K-means clustering is a commonly used method to partition data into several groups that minimizes variations in values within clusters (Jacob S, et al. Diabetes Care. 40: 911-9, 2017). First, samples are randomly assigned to one of a prespecified number of groups. Then, the mean value of the observations in each group is calculated, and samples are replaced into the group with the closest mean. Finally, the process mentioned above proceeds iteratively until the mean value of each group no longer changes (Jacob S, et al. Diabetes Care. 40: 911-9, 2017). Therefore, the plot of k-means clustering can be used to evaluate method’s effect on differential metabolic analysis. The more distinct group variations indicate better performance of the applied method (Välikangas T, et al. Brief Bioinform. 19: 1-11, 2018). In the clustering analysis, a method of identifying metabolic markers is regarded as superior when an obvious separation is observed for different classes. If the purity value (a representative measure to assess the quality of clustering) is close to 1, the quality of the clustering is excellent (Huang S, et al. PLoS One. 9: e90109, 2014).
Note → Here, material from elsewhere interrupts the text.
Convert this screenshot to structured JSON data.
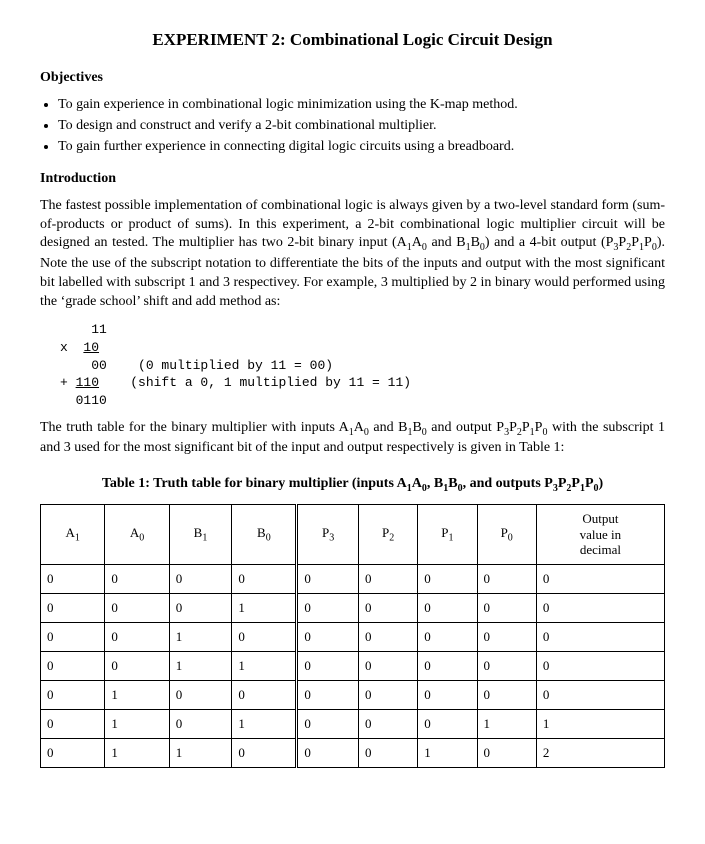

When the purity values are within the ranges of >0.8, ≤0.8 & >0.5, and ≤0.5, the corresponding methods are categorized into those with superior, good, and poor performance, respectively.

Criterion Cb: Consistency of Metabolic Markers Identified in Different Subgroups

Under this criterion, a consistency score is defined to quantitatively measure the overlap of identified metabolic markers among different partitions of a given dataset (Wang X, et al. Mol Biosyst. 11: 1235-40, 2015). The higher consistency score represents the more robust results in metabolic marker identification for that given dataset. In the consistency analysis, a method of identifying metabolic markers is regarded as superior when there is a large overlap among three lists of metabolic markers identified from three subgroups. If the CWrel value (a powerful measure to assess the consistency of markers) is close to 1, the robustness of the metabolomic markers is high (Song X, et al. J Am Med Inform Assoc. 26: 242-253, 2019). When the CWrel values are within the ranges of >0.3, ≤0.3 & >0.15, and ≤0.15, the corresponding methods are categorized into those with superior, good, and poor performance, respectively.

Criterion Cc: Accuracy of the Classification Model using Metabolic Markers

Under this situation, receiver operating characteristic (ROC) curve together with area under the curve (AUC) values are provided. First, differential metabolic features are identified by partial least squares discriminant analysis (PLS-DA). Second, the SVM models are constructed based on these differential features identified. After k-folds cross validation, a method with larger area under the ROC curve and higher AUC value is recognized as well performed (De Livera AM, et al. Anal Chem. 84: 10768-76, 2012; Risso D, et al. Nat Biotechnol. 32: 896-902, 2014; Piotr S. Gromski, et al. Metabolomics. 11: 684-95, 2015). For a multiclass metabolomic dataset, a ROC curve of a classification model is applied for assessing the accuracy of a certain classification method. If the AUC value is close to 1, the performance of the classification model is excellent (Jiang J, et al. Hematology. 23: 221-227, 2018). When the AUC values are within the ranges of >0.9, ≤0.9 & >0.7, and ≤0.7, the corresponding methods are categorized into those with superior, good, and poor performances, respectively.